On possède sur Nicolas Flamel une documentation relativement importante pour un personnage de l'époque n'appartenant pas à la noblesse : les actes de la paroisse de Saint-Jacques-de-la-Boucherie, réunis au XVIIIe siècle, divers documents personnels de lui et de sa femme dont son testament, ainsi que des descriptions et des illustrations, postérieures à sa mort, des bâtiments et monuments religieux qu'il fit bâtir.

 

Vers 1370, il épousa une femme deux fois veuve, Pernelle, et en 1372 ils se firent devant notaire un legs mutuel de leurs biens, don qui fut renouvelé à plusieurs reprises, et qui excluait de l'héritage de Pernelle sa sœur et les enfants de celle-ci. Eux-mêmes sans enfants, les deux époux Flamel commencèrent à financer des œuvres et constructions pieuses.

 

Pernelle mourut en 1397. Juste avant sa mort, sa famille essaya de faire annuler le legs mutuel entre les époux. Il s'ensuivit un procès contre les héritiers de la sœur de Pernelle que Nicolas Flamel finit par gagner. Après la mort de son épouse, il continua à financer des constructions dévotes, et s'engagea dans des investissements immobiliers à Paris et dans les alentours.

 

Il mourut le 22 mars 1413, et enterré à l'église Saint-Jacques-de-la-Boucherie où sa pierre tombale fut installée sur un pilier au dessous d'une image de la Vierge. L'église fut détruite à la Révolution française, vers 1797. La pierre tombale fut cependant conservée, et rachetée par un antiquaire à une marchande de fruits et légumes de la rue Saint-Jacques de la Boucherie, qui s'en servait d'étal pour ses épinards. Rachetée en 1839 par l'hôtel de ville de Paris, elle se trouve actuellement au musée de Cluny : « Feu Nicolas Flamel, jadis écrivain, a laissé par son testament à l'œuvre de cette église certaines rentes et maisons, qu'il avait fait acquises et achetées à son vivant, pour faire certain service divin et distributions d'argent chaque an par aumônes touchant les Quinze Vingt, l'Hôtel Dieu et autres églises et hospitaux de Paris. Soit prié ici pour les trépassés. »

 

Le nombre et le caractère ostentatoire des ses fondations pieuses, en fait relativement modestes, et l'accumulation dans son testament (conservé aujourd'hui à la Bibliothèque nationale) de legs de montants peu importants ont probablement contribué à amplifier sa fortune dans la mémoire de l'époque. Peu après sa mort, Guillebert de Metz dans sa Description de la ville de Paris (1434) parle de Flamel comme l' « escripvain qui faisoit tant d'aumosnes et d'hospitalitez et fit plusieurs maisons ou gens de mestiers demouroient en bas et du loyer qu'ils paioent, estoient soutenus povres laboureurs en haut ». Et dès 1463, lors d' un procès concernant sa succession, un témoin disait déjà que « [Flamel] estoit en renom d'estre plus riche de moitié qu'il n'estoit.» C'est dans ce contexte qu'apparut la rumeur qu'il avait du sa richesse à la découverte de la Pierre Philosophale des alchimistes, capable de transformer les métaux en or.

 

 

 

La légende de l'alchimiste

Le mythe de Nicolas Flamel alchimiste est le résultat de plusieurs phénomènes de la tradition alchimique.

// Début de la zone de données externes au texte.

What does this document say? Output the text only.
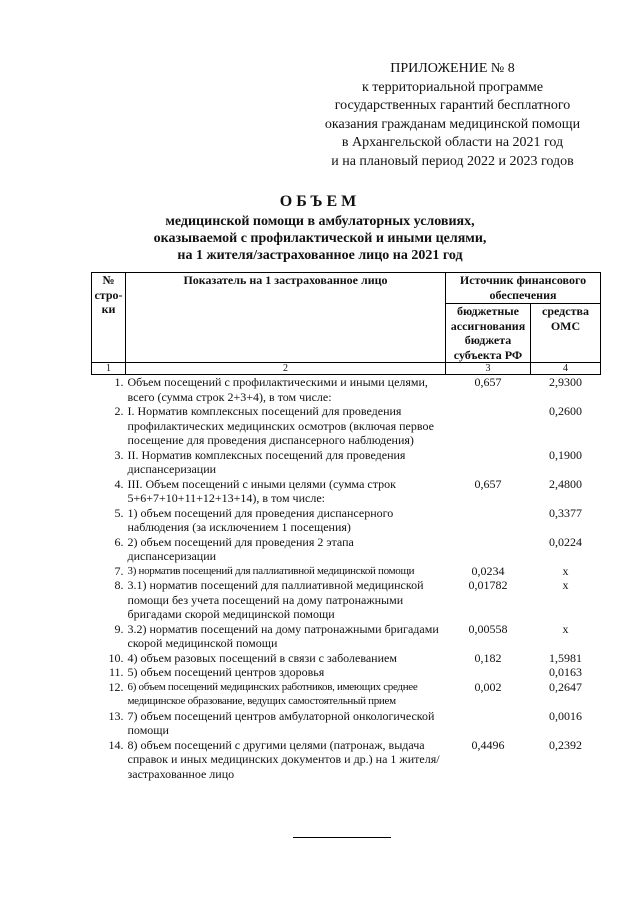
ПРИЛОЖЕНИЕ № 8
к территориальной программе
государственных гарантий бесплатного
оказания гражданам медицинской помощи
в Архангельской области на 2021 год
и на плановый период 2022 и 2023 годов
ОБЪЕМ
медицинской помощи в амбулаторных условиях,
оказываемой с профилактической и иными целями,
на 1 жителя/застрахованное лицо на 2021 год
№ стро-ки	Показатель на 1 застрахованное лицо	Источник финансового обеспечения	
		бюджетные ассигнования бюджета субъекта РФ	средства ОМС
1	2	3	4
1.	Объем посещений с профилактическими и иными целями, всего (сумма строк 2+3+4), в том числе:	0,657	2,9300
2.	I. Норматив комплексных посещений для проведения профилактических медицинских осмотров (включая первое посещение для проведения диспансерного наблюдения)		0,2600
3.	II. Норматив комплексных посещений для проведения диспансеризации		0,1900
4.	III. Объем посещений с иными целями (сумма строк 5+6+7+10+11+12+13+14), в том числе:	0,657	2,4800
5.	1) объем посещений для проведения диспансерного наблюдения (за исключением 1 посещения)		0,3377
6.	2) объем посещений для проведения 2 этапа диспансеризации		0,0224
7.	3) норматив посещений для паллиативной медицинской помощи	0,0234	х
8.	3.1) норматив посещений для паллиативной медицинской помощи без учета посещений на дому патронажными бригадами скорой медицинской помощи	0,01782	х
9.	3.2) норматив посещений на дому патронажными бригадами скорой медицинской помощи	0,00558	х
10.	4) объем разовых посещений в связи с заболеванием	0,182	1,5981
11.	5) объем посещений центров здоровья		0,0163
12.	6) объем посещений медицинских работников, имеющих среднее медицинское образование, ведущих самостоятельный прием	0,002	0,2647
13.	7) объем посещений центров амбулаторной онкологической помощи		0,0016
14.	8) объем посещений с другими целями (патронаж, выдача справок и иных медицинских документов и др.) на 1 жителя/застрахованное лицо	0,4496	0,2392
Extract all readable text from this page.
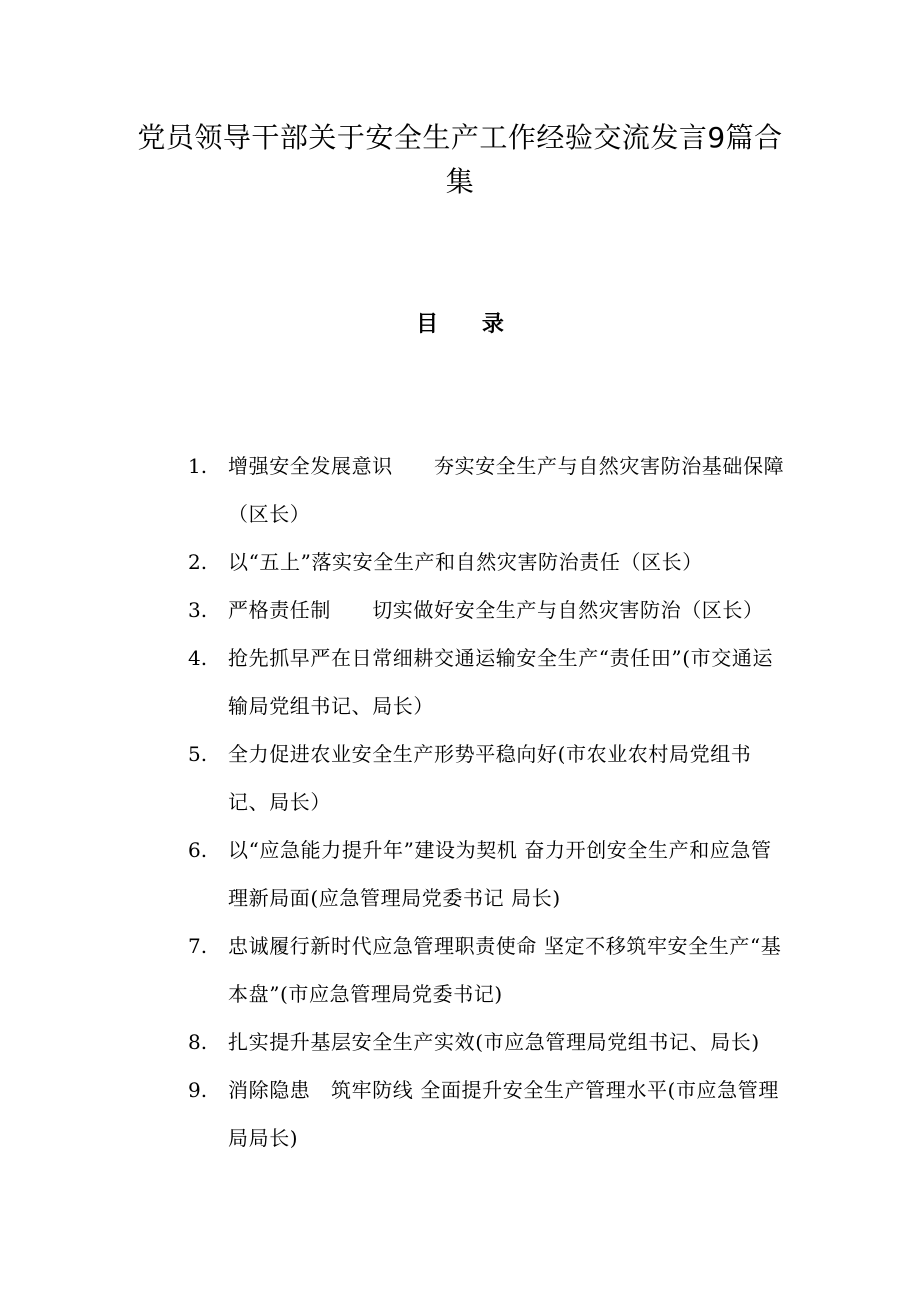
党员领导干部关于安全生产工作经验交流发言9篇合集
目 录
1.	增强安全发展意识　　夯实安全生产与自然灾害防治基础保障（区长）
2.	以“五上”落实安全生产和自然灾害防治责任（区长）
3.	严格责任制　　切实做好安全生产与自然灾害防治（区长）
4.	抢先抓早严在日常细耕交通运输安全生产“责任田”(市交通运输局党组书记、局长）
5.	全力促进农业安全生产形势平稳向好(市农业农村局党组书记、局长）
6.	以“应急能力提升年”建设为契机 奋力开创安全生产和应急管理新局面(应急管理局党委书记 局长)
7.	忠诚履行新时代应急管理职责使命 坚定不移筑牢安全生产“基本盘”(市应急管理局党委书记)
8.	扎实提升基层安全生产实效(市应急管理局党组书记、局长)
9.	消除隐患　筑牢防线 全面提升安全生产管理水平(市应急管理局局长)
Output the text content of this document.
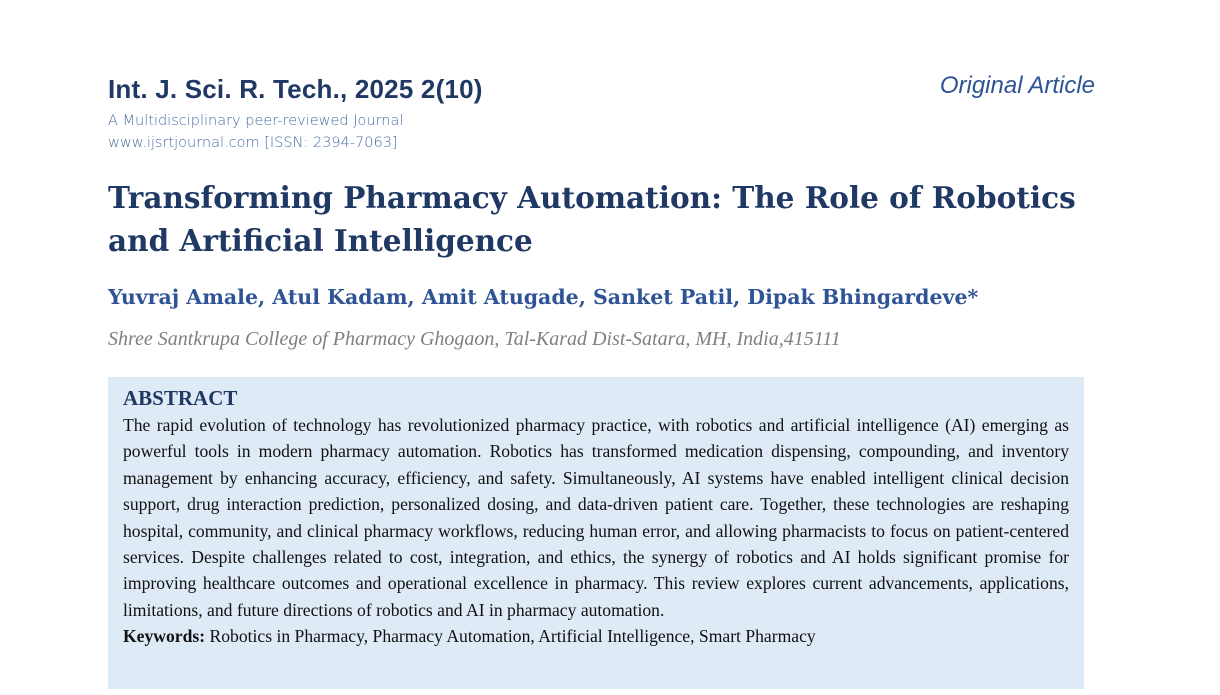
Int. J. Sci. R. Tech., 2025 2(10)
A Multidisciplinary peer-reviewed Journal
www.ijsrtjournal.com [ISSN: 2394-7063]
Original Article
Transforming Pharmacy Automation: The Role of Robotics and Artificial Intelligence
Yuvraj Amale, Atul Kadam, Amit Atugade, Sanket Patil, Dipak Bhingardeve*
Shree Santkrupa College of Pharmacy Ghogaon, Tal-Karad Dist-Satara, MH, India,415111
ABSTRACT

The rapid evolution of technology has revolutionized pharmacy practice, with robotics and artificial intelligence (AI) emerging as powerful tools in modern pharmacy automation. Robotics has transformed medication dispensing, compounding, and inventory management by enhancing accuracy, efficiency, and safety. Simultaneously, AI systems have enabled intelligent clinical decision support, drug interaction prediction, personalized dosing, and data-driven patient care. Together, these technologies are reshaping hospital, community, and clinical pharmacy workflows, reducing human error, and allowing pharmacists to focus on patient-centered services. Despite challenges related to cost, integration, and ethics, the synergy of robotics and AI holds significant promise for improving healthcare outcomes and operational excellence in pharmacy. This review explores current advancements, applications, limitations, and future directions of robotics and AI in pharmacy automation.

Keywords: Robotics in Pharmacy, Pharmacy Automation, Artificial Intelligence, Smart Pharmacy
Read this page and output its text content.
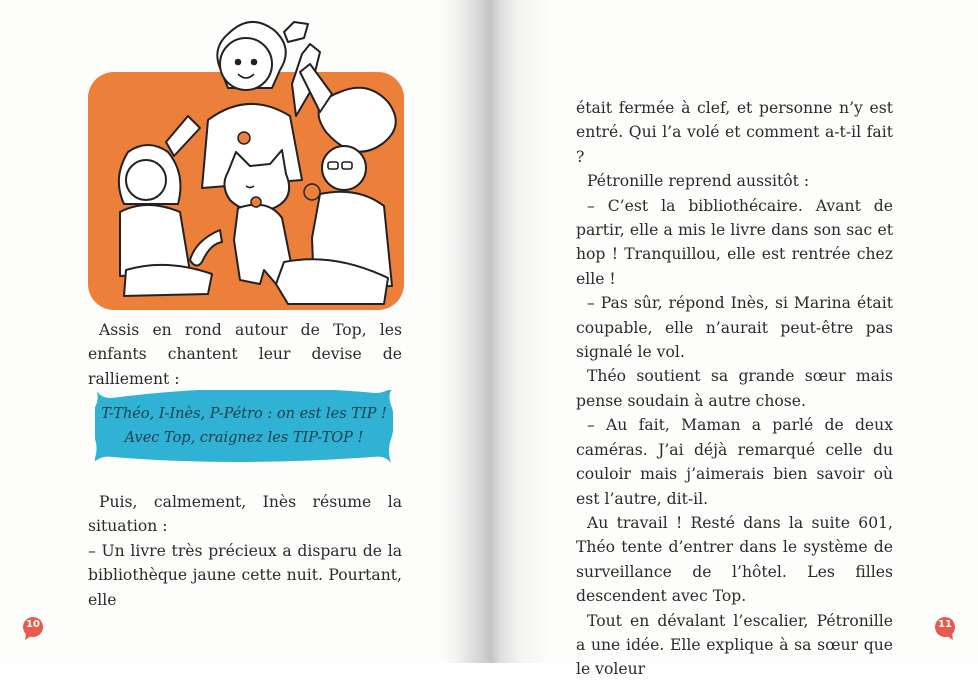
Assis en rond autour de Top, les enfants chantent leur devise de ralliement :

T-Théo, I-Inès, P-Pétro : on est les TIP !
Avec Top, craignez les TIP-TOP !

Puis, calmement, Inès résume la situation :

– Un livre très précieux a disparu de la bibliothèque jaune cette nuit. Pourtant, elle

10

était fermée à clef, et personne n’y est entré. Qui l’a volé et comment a-t-il fait ?

Pétronille reprend aussitôt :

– C’est la bibliothécaire. Avant de partir, elle a mis le livre dans son sac et hop ! Tranquillou, elle est rentrée chez elle !

– Pas sûr, répond Inès, si Marina était coupable, elle n’aurait peut-être pas signalé le vol.

Théo soutient sa grande sœur mais pense soudain à autre chose.

– Au fait, Maman a parlé de deux caméras. J’ai déjà remarqué celle du couloir mais j’aimerais bien savoir où est l’autre, dit-il.

Au travail ! Resté dans la suite 601, Théo tente d’entrer dans le système de surveillance de l’hôtel. Les filles descendent avec Top.

Tout en dévalant l’escalier, Pétronille a une idée. Elle explique à sa sœur que le voleur

11
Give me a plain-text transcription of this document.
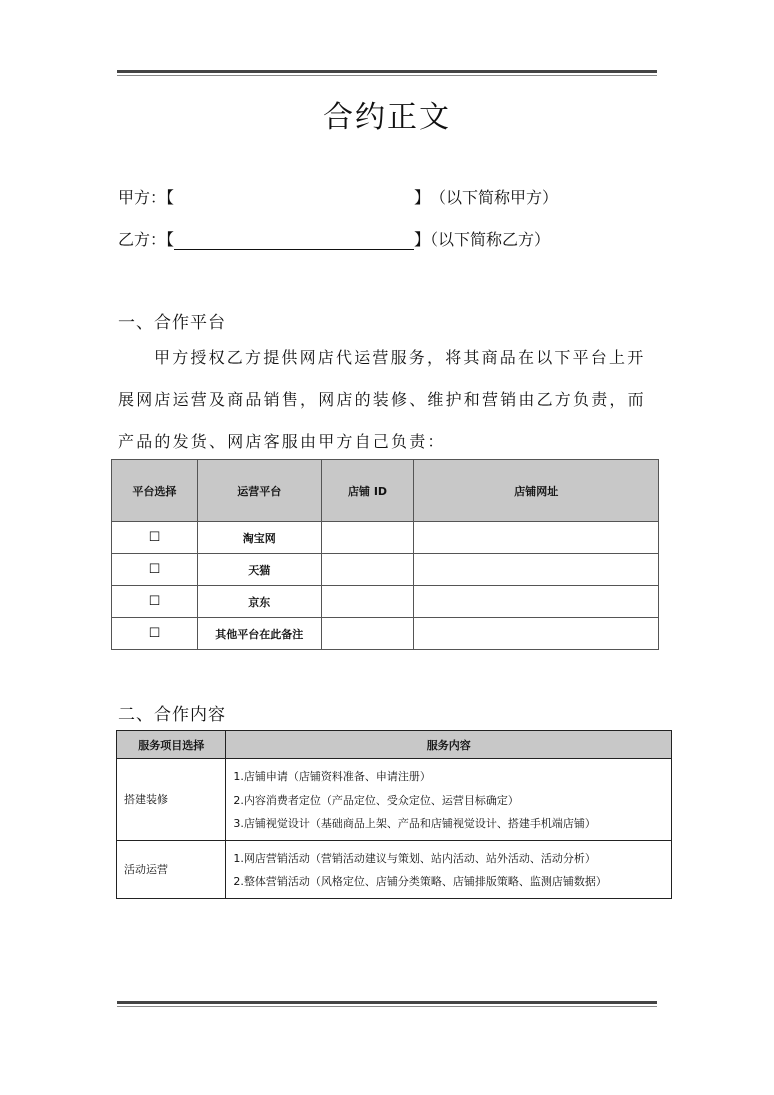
合约正文
甲方：【	】 （以下简称甲方）
乙方：【	】（以下简称乙方）
一、合作平台
甲方授权乙方提供网店代运营服务，将其商品在以下平台上开展网店运营及商品销售，网店的装修、维护和营销由乙方负责，而产品的发货、网店客服由甲方自己负责：
平台选择	运营平台	店铺 ID	店铺网址
☐	淘宝网		
☐	天猫		
☐	京东		
☐	其他平台在此备注		
二、合作内容
服务项目选择	服务内容
搭建装修	1.店铺申请（店铺资料准备、申请注册）
2.内容消费者定位（产品定位、受众定位、运营目标确定）
3.店铺视觉设计（基础商品上架、产品和店铺视觉设计、搭建手机端店铺）

活动运营	1.网店营销活动（营销活动建议与策划、站内活动、站外活动、活动分析）
2.整体营销活动（风格定位、店铺分类策略、店铺排版策略、监测店铺数据）
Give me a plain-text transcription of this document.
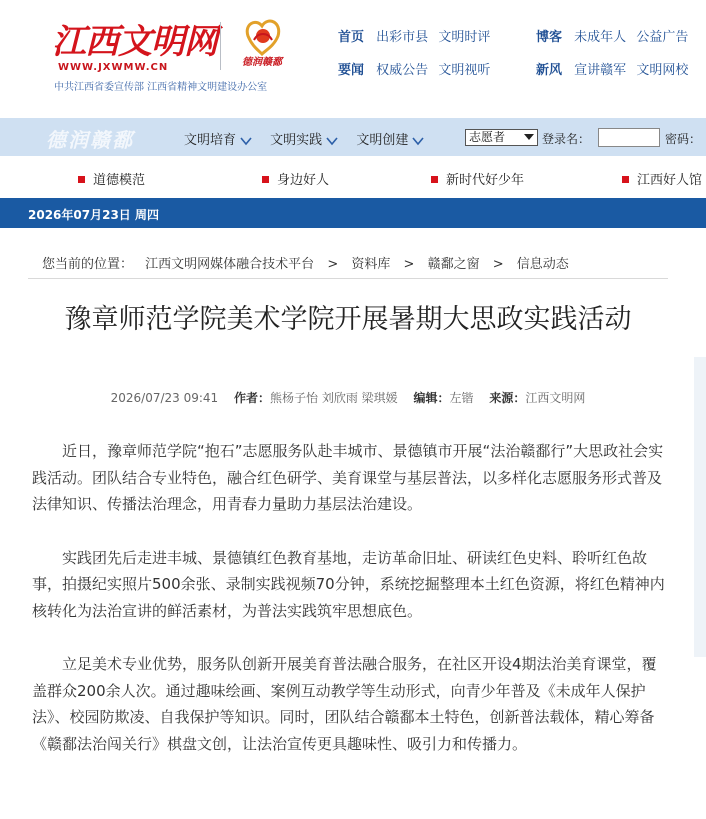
江西文明网
WWW.JXWMW.CN	德润赣鄱
中共江西省委宣传部 江西省精神文明建设办公室
首页 出彩市县 文明时评	博客 未成年人 公益广告
要闻 权威公告 文明视听	新风 宣讲赣军 文明网校
德润赣鄱	文明培育	文明实践	文明创建	志愿者	登录名：	密码：
道德模范	身边好人	新时代好少年	江西好人馆
2026年07月23日 周四
您当前的位置： 江西文明网媒体融合技术平台 > 资料库 > 赣鄱之窗 > 信息动态
豫章师范学院美术学院开展暑期大思政实践活动
2026/07/23 09:41 作者：熊杨子怡 刘欣雨 梁琪媛 编辑：左锴 来源：江西文明网

近日，豫章师范学院“抱石”志愿服务队赴丰城市、景德镇市开展“法治赣鄱行”大思政社会实践活动。团队结合专业特色，融合红色研学、美育课堂与基层普法，以多样化志愿服务形式普及法律知识、传播法治理念，用青春力量助力基层法治建设。

实践团先后走进丰城、景德镇红色教育基地，走访革命旧址、研读红色史料、聆听红色故事，拍摄纪实照片500余张、录制实践视频70分钟，系统挖掘整理本土红色资源，将红色精神内核转化为法治宣讲的鲜活素材，为普法实践筑牢思想底色。

立足美术专业优势，服务队创新开展美育普法融合服务，在社区开设4期法治美育课堂，覆盖群众200余人次。通过趣味绘画、案例互动教学等生动形式，向青少年普及《未成年人保护法》、校园防欺凌、自我保护等知识。同时，团队结合赣鄱本土特色，创新普法载体，精心筹备《赣鄱法治闯关行》棋盘文创，让法治宣传更具趣味性、吸引力和传播力。
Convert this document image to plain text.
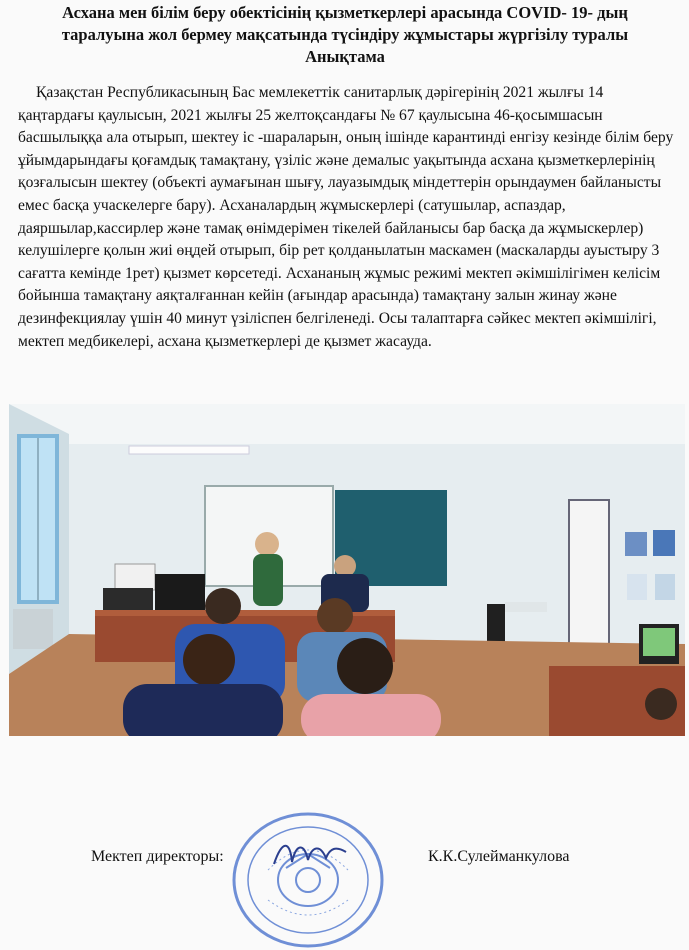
Асхана мен білім беру обектісінің қызметкерлері арасында COVID- 19- дың
таралуына жол бермеу мақсатында түсіндіру жұмыстары жүргізілу туралы
Анықтама

Қазақстан Республикасының Бас мемлекеттік санитарлық дәрігерінің 2021 жылғы 14 қаңтардағы қаулысын, 2021 жылғы 25 желтоқсандағы № 67 қаулысына 46-қосымшасын басшылыққа ала отырып, шектеу іс -шараларын, оның ішінде карантинді енгізу кезінде білім беру ұйымдарындағы қоғамдық тамақтану, үзіліс және демалыс уақытында асхана қызметкерлерінің қозғалысын шектеу (объекті аумағынан шығу, лауазымдық міндеттерін орындаумен байланысты емес басқа учаскелерге бару). Асханалардың жұмыскерлері (сатушылар, аспаздар, даяршылар,кассирлер және тамақ өнімдерімен тікелей байланысы бар басқа да жұмыскерлер) келушілерге қолын жиі өңдей отырып, бір рет қолданылатын маскамен (маскаларды ауыстыру 3 сағатта кемінде 1рет) қызмет көрсетеді. Асхананың жұмыс режимі мектеп әкімшілігімен келісім бойынша тамақтану аяқталғаннан кейін (ағындар арасында) тамақтану залын жинау және дезинфекциялау үшін 40 минут үзіліспен белгіленеді. Осы талаптарға сәйкес мектеп әкімшілігі, мектеп медбикелері, асхана қызметкерлері де қызмет жасауда.

Мектеп директоры:	К.К.Сулейманкулова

Tout d'abord, à partir du XVe siècle, la croyance en l'origine alchimique de certaines fortunes bourgeoises du Moyen Âge : outre Flamel (le plus connu), ce fut le cas de Jacques Cœur (c. 1400-1456), de Nicolas le Valois (c. 1495-c.1542) (la plus grosse fortune de Caen et fondateur de l'hôtel d'Escoville), ou encore du marchand allemand Sigmund Wann (c. 1395-1469) . Ensuite la pseudépigraphie, par laquelle on attribua des traités alchimiques à des autorités antiques (Aristote, Hermès Trismégiste, etc.) ou médiévales (Albert le Grand, Thomas d'Aquin, Raymond Lulle, Arnaud de Villeneuve...), pour compenser « la marginalité d'une discipline qui ne fut jamais vraiment intégrée au savoir universitaire ». Enfin, avec la Renaissance, « le recours au langage allégorique et au symbolisme pictoral devient systématique » dans les textes alchimiques ; cela va entraîner, à partir du milieu du XVIe siècle une « exégèse alchimique » qui va rechercher un sens caché tant dans les textes bibliques que dans les récits la mythologie gréco-romaine (notamment la légende de la Toison d'or), et enfin dans les décorations symboliques de l'architecture médiévale.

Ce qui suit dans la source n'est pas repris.